Il proclama di Gheddafi, qualunque sia
la natura degli effetti che intendeva suscitare, riaccende i riflettori
sul caso Ustica, uno dei più profondi buchi neri della storia italiana,
tornato peraltro alla luce nei mesi scorsi sia fra le montagne di carte
della Commissione Mitrokin, sia attraverso il libro-dossier scritto a
quattro mani dal magistrato Erminio Amelio e dal penalista Alessandro
Benedetti (rispettivamente pubblico ministero e legale di parte civile
al processo contro i generali dell’Aeronautica). In "IH870 Il
volo spezzato" Amelio e Benedetti dimostrano, dopo anni di bugie,
depistagli, assoluzioni e prescrizioni, che ad abbattere il DC9 dell’Itavia
quel 27 giugno 1980 fu un missile. Ipotesi sempre fortemente contrastata
dal “partito della bomba”: ancora qualche settimana fa esponenti di
punta del governo Berlusconi come il ministro Carlo Giovanardi
affermavano che «Il DC9 esplose a causa di una bomba a bordo,
precisamente nella toilette».
Trovare la verità, oggi, potrebbe chiarire i reali
contorni delle recenti minacce di Gheddafi, ma soprattutto evitare che
una eventuale “resa dei conti” fra il colonnello e gli Usa veda come
campo di battaglia, ancora una volta, il nostro Paese. Ecco perché
torniamo a ragionare, dopo quindici anni, sulla ricostruzione della
strage di Ustica rivelata alla Voce nel 1991 dall’allora
sottosegretario Psi Franco Piro e pubblicata per la prima volta nel
numero di febbraio ’94, quando ritrovammo l’identico scenario nelle
carte di Alessandro Vanno, l’esponente “pentito” dei Servizi
italiani che mai aveva conosciuto Piro. Un mosaico che, anno dopo anno,
tassello dopo tassello, trova sempre nuove conferme.
Vediamo perché, alla fine, tutte le
tessere combaciano. Partiamo dal rovente 1980. Il clima di quel periodo
venne efficacemente ricostruito nell’89 dallo storico esponente
comunista Luigi Cipriani in una relazione alla Commissione stragi. «Momenti
di tensione, in Italia come in Europa, erano i grandi movimenti
pacifisti che si opponevano alla installazione dei nuovi missili
nucleari Usa. Sotto la pressione dei movimenti molti governi europei,
compreso quello tedesco, erano riluttanti ad accettare il diktat Usa.
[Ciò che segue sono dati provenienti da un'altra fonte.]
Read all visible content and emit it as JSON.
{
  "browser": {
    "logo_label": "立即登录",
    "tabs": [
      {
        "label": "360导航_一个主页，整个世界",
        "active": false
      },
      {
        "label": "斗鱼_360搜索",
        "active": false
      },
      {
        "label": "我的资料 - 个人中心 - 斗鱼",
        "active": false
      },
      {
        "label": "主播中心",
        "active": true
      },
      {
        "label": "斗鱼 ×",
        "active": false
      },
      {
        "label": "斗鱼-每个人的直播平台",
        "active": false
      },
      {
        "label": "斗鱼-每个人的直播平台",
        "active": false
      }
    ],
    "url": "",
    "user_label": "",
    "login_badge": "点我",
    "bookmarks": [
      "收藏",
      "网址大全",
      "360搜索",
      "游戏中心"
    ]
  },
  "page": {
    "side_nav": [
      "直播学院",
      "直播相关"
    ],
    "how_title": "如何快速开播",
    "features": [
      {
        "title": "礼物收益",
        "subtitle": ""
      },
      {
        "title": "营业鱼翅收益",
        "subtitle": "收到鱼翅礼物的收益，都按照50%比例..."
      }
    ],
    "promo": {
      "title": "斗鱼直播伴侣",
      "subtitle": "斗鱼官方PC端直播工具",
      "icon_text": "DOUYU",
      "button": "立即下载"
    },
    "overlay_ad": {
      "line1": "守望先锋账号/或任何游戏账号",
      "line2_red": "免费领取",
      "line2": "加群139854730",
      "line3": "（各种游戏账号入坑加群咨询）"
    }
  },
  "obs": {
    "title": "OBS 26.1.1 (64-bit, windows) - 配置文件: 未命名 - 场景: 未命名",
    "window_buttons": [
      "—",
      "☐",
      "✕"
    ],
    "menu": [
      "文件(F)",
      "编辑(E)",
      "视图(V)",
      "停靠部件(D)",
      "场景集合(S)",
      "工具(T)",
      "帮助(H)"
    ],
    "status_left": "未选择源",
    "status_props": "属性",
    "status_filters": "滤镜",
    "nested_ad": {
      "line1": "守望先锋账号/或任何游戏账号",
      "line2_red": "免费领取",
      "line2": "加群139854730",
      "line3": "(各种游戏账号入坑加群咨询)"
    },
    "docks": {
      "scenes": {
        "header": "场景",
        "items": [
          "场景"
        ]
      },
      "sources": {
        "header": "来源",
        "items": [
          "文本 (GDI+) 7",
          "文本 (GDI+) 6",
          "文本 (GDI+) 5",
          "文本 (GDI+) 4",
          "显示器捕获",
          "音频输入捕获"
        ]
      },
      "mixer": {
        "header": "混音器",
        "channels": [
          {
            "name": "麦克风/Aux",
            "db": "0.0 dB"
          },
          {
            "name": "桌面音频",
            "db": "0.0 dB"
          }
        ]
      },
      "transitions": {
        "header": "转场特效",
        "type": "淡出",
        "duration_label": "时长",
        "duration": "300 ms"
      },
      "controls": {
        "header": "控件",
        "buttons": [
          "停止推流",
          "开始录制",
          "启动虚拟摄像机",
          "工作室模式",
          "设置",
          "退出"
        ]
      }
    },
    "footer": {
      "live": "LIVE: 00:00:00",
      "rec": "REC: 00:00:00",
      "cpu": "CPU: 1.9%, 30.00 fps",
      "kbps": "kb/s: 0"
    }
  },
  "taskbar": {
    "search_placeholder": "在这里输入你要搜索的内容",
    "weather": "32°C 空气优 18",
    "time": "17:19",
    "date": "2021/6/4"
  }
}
L'Italia ruppe il fronte accettando l'installazione dei Cruise con
testate nucleari a Comiso». Nemico numero uno degli States era Muammar
Gheddafi, lo stesso uomo che non aveva mai fatto mistero del suo
appoggio all’OLP di Yasser Arafat in funzione anti-israeliana ed
anti-americana, o della stretta amicizia con l’Urss, suggellata dal
viaggio a Mosca di fine anni settanta in cui il leader libico era stato
trionfalmente accolto da Breznev, Kossighin e Podgorni. Liberarsi del
pericoloso condottiero della rivoluzione islamica, che fin dall’inizio
del suo mandato aveva scelto come residenza una superblindata caserma di
Tripoli, non era per gli Usa impresa facile. E probabilmente alcuni
tentativi erano già falliti, come quello dell’ottobre ’79, quando
durante una parata militare un pilota dell’aviazione libica diresse il
proprio velivolo contro le tribune su cui si trovava Gheddafi e fu
abbattuto solo all’ultimo istante.
Il potente “Saddam Hussein ante
litteram” poteva però essere delegittimato ed additato agli occhi
dell’opinione pubblica mondiale (ma soprattutto africana e
mediorientale) come un pericoloso terrorista. Capace addirittura di un
attacco missilistico ad un aereo civile di un Paese occidentale, con
decine e decine di vittime innocenti a bordo. Questo, secondo
l’impressionante ricostruzione di Franco Piro (e poi quella,
coincidente, di Alessandro Vanno) era il piano deciso dalla Nato, con la
complicità della Francia, per eliminare dalla scena politica
internazionale il leader libico, “reo” di rifornire con
sofisticatissimi armamenti due polveriere del pianeta come Unione
Sovietica e Palestina. L’Italia non può negare il suo appoggio
all’alleato americano. Però può tradirlo. E deve farlo anche per i
vincoli di amicizia - oltre che commerciali - fra
Qualcuno tradì. Quella sera del giugno
1980 la mano dei Servizi aveva piazzato un ordigno nella toilette del
Dc9, che era decollato dall’aeroporto di Bologna in direzione Palermo
con oltre due ore di immotivato ritardo. Quando dalla Clemenceau partì
il missile che colpì la carlinga del velivolo, esplose naturalmente
anche la bomba. E questo spiega perché ancora oggi esistono il
“partito del missile” e quello “della bomba”. Chi aveva tradito,
a quel punto, doveva anche far sparire le tracce del pilota
“prezzolato” libico. Gli stessi caccia che avrebbero dovuto
costringerlo alla confessione lo abbatterono sulle montagne della Sila.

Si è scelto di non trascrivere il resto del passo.